Çünkü İmran Hoca sevdiğimiz, saydığımız biriydi.
**
İmran hoca, bugünlerde sosyal paylaşım sitesi facebook'ta bazı paylaşımlarda bulunuyor.
Özellikle MHP ile ilgili paylaşımları dikkat çekiyor.
Bakın ne diyor İmran Hoca:
"Kardeşlerim bir zamanlar milletimiz MHP'ye teveccüh etti. Fakat MHP yetkiyi Ecevit'e verdi. Beş yıllığına yetki veren millete rağmen üç yılda kaçtı. En önemlisi de Cumhurbaşkanlığı seçiminde MHP kendi Cumhurbaşkanı Sadi Somuncuoğlu'nu dövdü ve Ahmet Necdet Sezer'i cumhur seçti... Bunu unutma unutturma…"
Şimdi, hoca efendi durup dururken böyle bir paylaşımı niye yaptı?
Akıl işi mi?
**
İmran Kılıç hocaya bir hatırlatma yapmak gerekecek.
Bir zamanlar dediğiniz, yıl 1999.
Yani 18 Nisan 1999 tarihinde yapılan seçimlerden bahsediyor.

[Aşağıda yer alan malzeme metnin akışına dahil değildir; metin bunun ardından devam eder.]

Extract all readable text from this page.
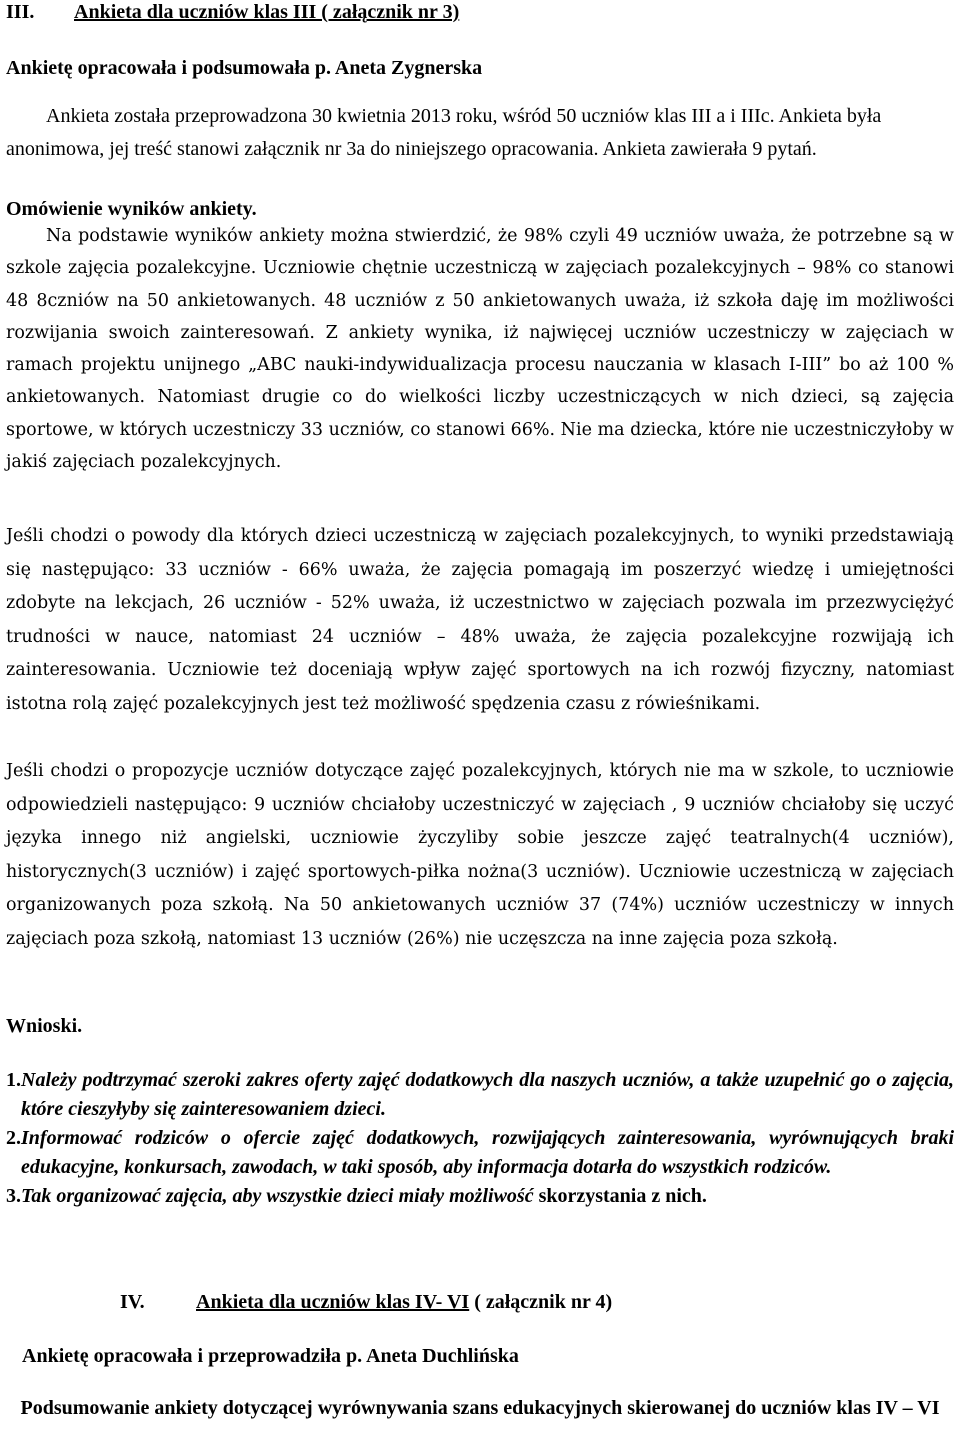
III.	Ankieta dla uczniów klas III ( załącznik nr 3)

Ankietę opracowała i podsumowała p. Aneta Zygnerska

Ankieta została przeprowadzona 30 kwietnia 2013 roku, wśród 50 uczniów klas III a i IIIc. Ankieta była anonimowa, jej treść stanowi załącznik nr 3a do niniejszego opracowania. Ankieta zawierała 9 pytań.

Omówienie wyników ankiety.

Na podstawie wyników ankiety można stwierdzić, że 98% czyli 49 uczniów uważa, że potrzebne są w szkole zajęcia pozalekcyjne. Uczniowie chętnie uczestniczą w zajęciach pozalekcyjnych – 98% co stanowi 48 8czniów na 50 ankietowanych. 48 uczniów z 50 ankietowanych uważa, iż szkoła daję im możliwości rozwijania swoich zainteresowań. Z ankiety wynika, iż najwięcej uczniów uczestniczy w zajęciach w ramach projektu unijnego „ABC nauki-indywidualizacja procesu nauczania w klasach I-III” bo aż 100 % ankietowanych. Natomiast drugie co do wielkości liczby uczestniczących w nich dzieci, są zajęcia sportowe, w których uczestniczy 33 uczniów, co stanowi 66%. Nie ma dziecka, które nie uczestniczyłoby w jakiś zajęciach pozalekcyjnych.

Jeśli chodzi o powody dla których dzieci uczestniczą w zajęciach pozalekcyjnych, to wyniki przedstawiają się następująco: 33 uczniów - 66% uważa, że zajęcia pomagają im poszerzyć wiedzę i umiejętności zdobyte na lekcjach, 26 uczniów - 52% uważa, iż uczestnictwo w zajęciach pozwala im przezwyciężyć trudności w nauce, natomiast 24 uczniów – 48% uważa, że zajęcia pozalekcyjne rozwijają ich zainteresowania. Uczniowie też doceniają wpływ zajęć sportowych na ich rozwój fizyczny, natomiast istotna rolą zajęć pozalekcyjnych jest też możliwość spędzenia czasu z rówieśnikami.

Jeśli chodzi o propozycje uczniów dotyczące zajęć pozalekcyjnych, których nie ma w szkole, to uczniowie odpowiedzieli następująco: 9 uczniów chciałoby uczestniczyć w zajęciach , 9 uczniów chciałoby się uczyć języka innego niż angielski, uczniowie życzyliby sobie jeszcze zajęć teatralnych(4 uczniów), historycznych(3 uczniów) i zajęć sportowych-piłka nożna(3 uczniów). Uczniowie uczestniczą w zajęciach organizowanych poza szkołą. Na 50 ankietowanych uczniów 37 (74%) uczniów uczestniczy w innych zajęciach poza szkołą, natomiast 13 uczniów (26%) nie uczęszcza na inne zajęcia poza szkołą.

Wnioski.

1. Należy podtrzymać szeroki zakres oferty zajęć dodatkowych dla naszych uczniów, a także uzupełnić go o zajęcia, które cieszyłyby się zainteresowaniem dzieci.
2. Informować rodziców o ofercie zajęć dodatkowych, rozwijających zainteresowania, wyrównujących braki edukacyjne, konkursach, zawodach, w taki sposób, aby informacja dotarła do wszystkich rodziców.
3. Tak organizować zajęcia, aby wszystkie dzieci miały możliwość skorzystania z nich.
IV.	Ankieta dla uczniów klas IV- VI ( załącznik nr 4)

Ankietę opracowała i przeprowadziła p. Aneta Duchlińska

Podsumowanie ankiety dotyczącej wyrównywania szans edukacyjnych skierowanej do uczniów klas IV – VI
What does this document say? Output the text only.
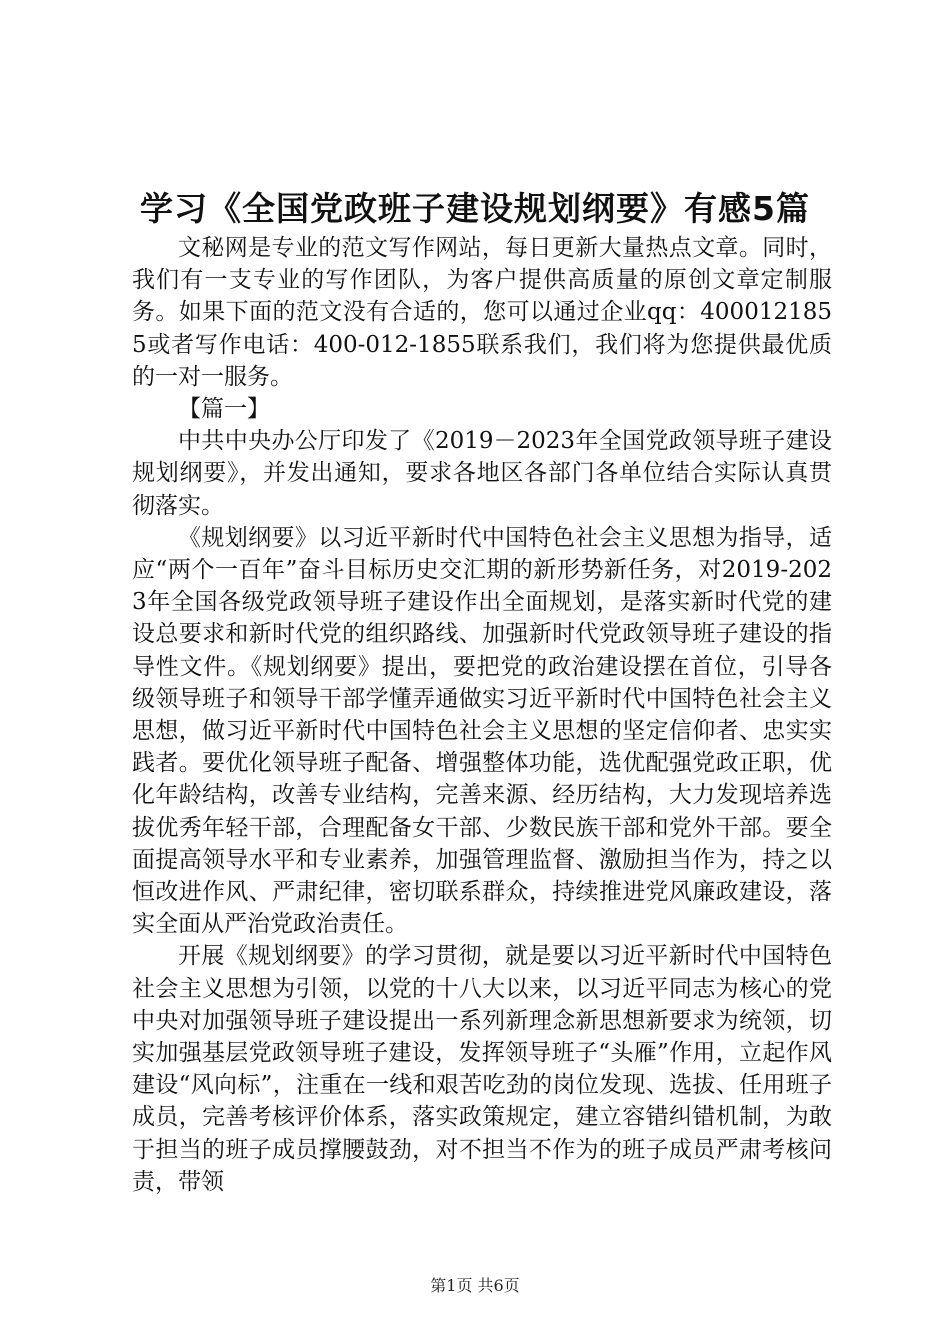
学习《全国党政班子建设规划纲要》有感5篇

文秘网是专业的范文写作网站，每日更新大量热点文章。同时，我们有一支专业的写作团队，为客户提供高质量的原创文章定制服务。如果下面的范文没有合适的，您可以通过企业qq：4000121855或者写作电话：400-012-1855联系我们，我们将为您提供最优质的一对一服务。

【篇一】

中共中央办公厅印发了《2019－2023年全国党政领导班子建设规划纲要》，并发出通知，要求各地区各部门各单位结合实际认真贯彻落实。

《规划纲要》以习近平新时代中国特色社会主义思想为指导，适应“两个一百年”奋斗目标历史交汇期的新形势新任务，对2019-2023年全国各级党政领导班子建设作出全面规划，是落实新时代党的建设总要求和新时代党的组织路线、加强新时代党政领导班子建设的指导性文件。《规划纲要》提出，要把党的政治建设摆在首位，引导各级领导班子和领导干部学懂弄通做实习近平新时代中国特色社会主义思想，做习近平新时代中国特色社会主义思想的坚定信仰者、忠实实践者。要优化领导班子配备、增强整体功能，选优配强党政正职，优化年龄结构，改善专业结构，完善来源、经历结构，大力发现培养选拔优秀年轻干部，合理配备女干部、少数民族干部和党外干部。要全面提高领导水平和专业素养，加强管理监督、激励担当作为，持之以恒改进作风、严肃纪律，密切联系群众，持续推进党风廉政建设，落实全面从严治党政治责任。

开展《规划纲要》的学习贯彻，就是要以习近平新时代中国特色社会主义思想为引领，以党的十八大以来，以习近平同志为核心的党中央对加强领导班子建设提出一系列新理念新思想新要求为统领，切实加强基层党政领导班子建设，发挥领导班子“头雁”作用，立起作风建设“风向标”，注重在一线和艰苦吃劲的岗位发现、选拔、任用班子成员，完善考核评价体系，落实政策规定，建立容错纠错机制，为敢于担当的班子成员撑腰鼓劲，对不担当不作为的班子成员严肃考核问责，带领

第1页 共6页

Seçim sonuçlarını hatırlayalım:
DSP yüzde 22,19'luk oyla 136 sandalye kazanırken; MHP yüzde 17,98'lik oyla 129, FP yüzde 15,41'lik oyla 111, ANAP yüzde 13,22'lik oyla 86 ve yüzde 12,00'lik oyla 85 sandalye kazanarak TBMM'ye girdiler.
Buna göre millet yetkiyi MHP'ye mi veriyor, DSP'ye mi?
O dönemin şartlarında DSP-MHP koalisyonu yapıldı, doğrudur. Ama koalisyonların uzun ömürlü olmadığı da ülkemiz siyasi tarihinin satırları arasında vardır.
Hatırlatma yapmak gerekecek; İmran Kılıç hocaya:
24 Aralık 1995 seçimlerinde RP birinciydi, yüzde 21,38'lik oyla ve 158 koltuk almıştı. ANAP yüzde 19,65'lik oyla 132, DYP yüzde 19,18'lik oyla 135, DSP yüzde 14,64'lük oyla 76 ve CHP de yüzde 10,70'lik oyla 49 milletvekili elde etmişti.
Sonuç:
Seçimlerden birinci parti çıkan RP, hükümeti DYP ile kurdu (54. Hükümet). Sonu, 28 Şubat süreci oldu ve Haziran-1997'de sona erdi.
Gerisini anlatmaya gerek yok!
**
İmran Hoca'ma tavsiyelerde bulunmamıza gerek yok.
Biraz okusun, biraz araştırsın yeter.